But my sense is that, if they’re being truly honest, they’d reveal that they don’t really want equality or a score that’s even; they want to be better than equal. They believe that America is a white man’s country first and that white standards are the values that others should live by, and that they should be first in line at the buffet. I don’t mean to suggest that these are hardcore racist people we’re talking about; it’s just the country and culture they’ve grown up in. The local mayor’s always been white. The school teachers have always been white. The richest people in town are white. The police are white. The church pastors are white. The local business community is white. The guy on the news is white. This is what it’s been - or the way it was until…frickin ‘equality’!
It’s less that White America is dying, and more that America is growing up.

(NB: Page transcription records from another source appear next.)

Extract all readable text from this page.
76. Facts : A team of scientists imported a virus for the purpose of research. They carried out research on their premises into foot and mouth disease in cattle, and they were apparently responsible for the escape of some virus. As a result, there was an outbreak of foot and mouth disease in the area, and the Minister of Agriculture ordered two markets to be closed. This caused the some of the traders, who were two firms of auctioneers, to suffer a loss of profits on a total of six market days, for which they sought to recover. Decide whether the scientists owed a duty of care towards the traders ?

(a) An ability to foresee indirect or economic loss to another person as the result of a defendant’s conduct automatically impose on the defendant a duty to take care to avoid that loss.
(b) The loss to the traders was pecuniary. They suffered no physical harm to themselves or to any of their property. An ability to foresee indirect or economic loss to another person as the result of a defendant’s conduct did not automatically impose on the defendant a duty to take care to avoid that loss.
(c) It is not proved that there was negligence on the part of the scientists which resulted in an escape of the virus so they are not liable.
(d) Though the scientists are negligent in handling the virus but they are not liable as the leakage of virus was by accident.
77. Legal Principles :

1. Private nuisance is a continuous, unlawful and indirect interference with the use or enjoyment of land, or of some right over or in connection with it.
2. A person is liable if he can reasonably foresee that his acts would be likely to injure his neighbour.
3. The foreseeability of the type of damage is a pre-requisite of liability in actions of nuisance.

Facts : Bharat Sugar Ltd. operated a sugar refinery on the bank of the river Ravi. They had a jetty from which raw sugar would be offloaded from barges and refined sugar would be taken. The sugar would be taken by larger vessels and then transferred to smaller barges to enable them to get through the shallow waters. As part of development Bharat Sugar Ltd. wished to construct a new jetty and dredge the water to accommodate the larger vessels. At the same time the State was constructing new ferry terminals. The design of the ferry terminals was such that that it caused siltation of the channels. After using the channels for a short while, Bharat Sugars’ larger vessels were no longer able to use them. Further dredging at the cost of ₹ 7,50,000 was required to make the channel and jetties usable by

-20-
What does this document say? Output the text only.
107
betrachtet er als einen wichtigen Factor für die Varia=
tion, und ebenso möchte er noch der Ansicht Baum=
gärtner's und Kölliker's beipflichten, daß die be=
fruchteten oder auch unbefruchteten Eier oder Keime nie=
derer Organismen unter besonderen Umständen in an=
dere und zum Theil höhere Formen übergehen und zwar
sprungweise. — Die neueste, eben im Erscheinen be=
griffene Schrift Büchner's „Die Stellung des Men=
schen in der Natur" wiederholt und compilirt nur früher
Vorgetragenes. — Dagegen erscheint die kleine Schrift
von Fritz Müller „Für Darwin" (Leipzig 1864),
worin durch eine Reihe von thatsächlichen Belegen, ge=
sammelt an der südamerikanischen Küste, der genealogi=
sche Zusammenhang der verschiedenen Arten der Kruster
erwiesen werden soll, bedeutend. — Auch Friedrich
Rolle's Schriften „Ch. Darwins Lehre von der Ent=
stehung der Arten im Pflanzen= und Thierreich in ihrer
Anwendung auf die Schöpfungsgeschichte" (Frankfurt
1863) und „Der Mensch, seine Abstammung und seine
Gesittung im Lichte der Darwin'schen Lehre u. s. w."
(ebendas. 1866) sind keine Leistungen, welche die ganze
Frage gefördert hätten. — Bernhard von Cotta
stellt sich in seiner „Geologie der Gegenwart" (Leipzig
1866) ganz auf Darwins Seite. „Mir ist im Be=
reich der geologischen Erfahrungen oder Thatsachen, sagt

Many of us are sad to see our childhood’s end, and are nostalgic for those days when the world seemed brighter, and things were simpler.
One of the reasons that they want to “take things back” is not to take them back to a time when things were better for the nation as a whole, but to a time when things were better for them, and specifically, when they were children, and their parents were the ones that dealt with all the complicated issues, making them think that there just weren’t any.
There is no objective measure that we are not far better off than we were in the 50’s and 60’s. Losing a factory job is a good thing, factory jobs suck. They are dangerous and monotonous, and paying someone a living wage for a job that a robot can do increases the cost of production.
Downside is if someone really wants a factory job, rather than a different one. Other downside is if society is not willing to invest in its populace to prepare people for those better ones.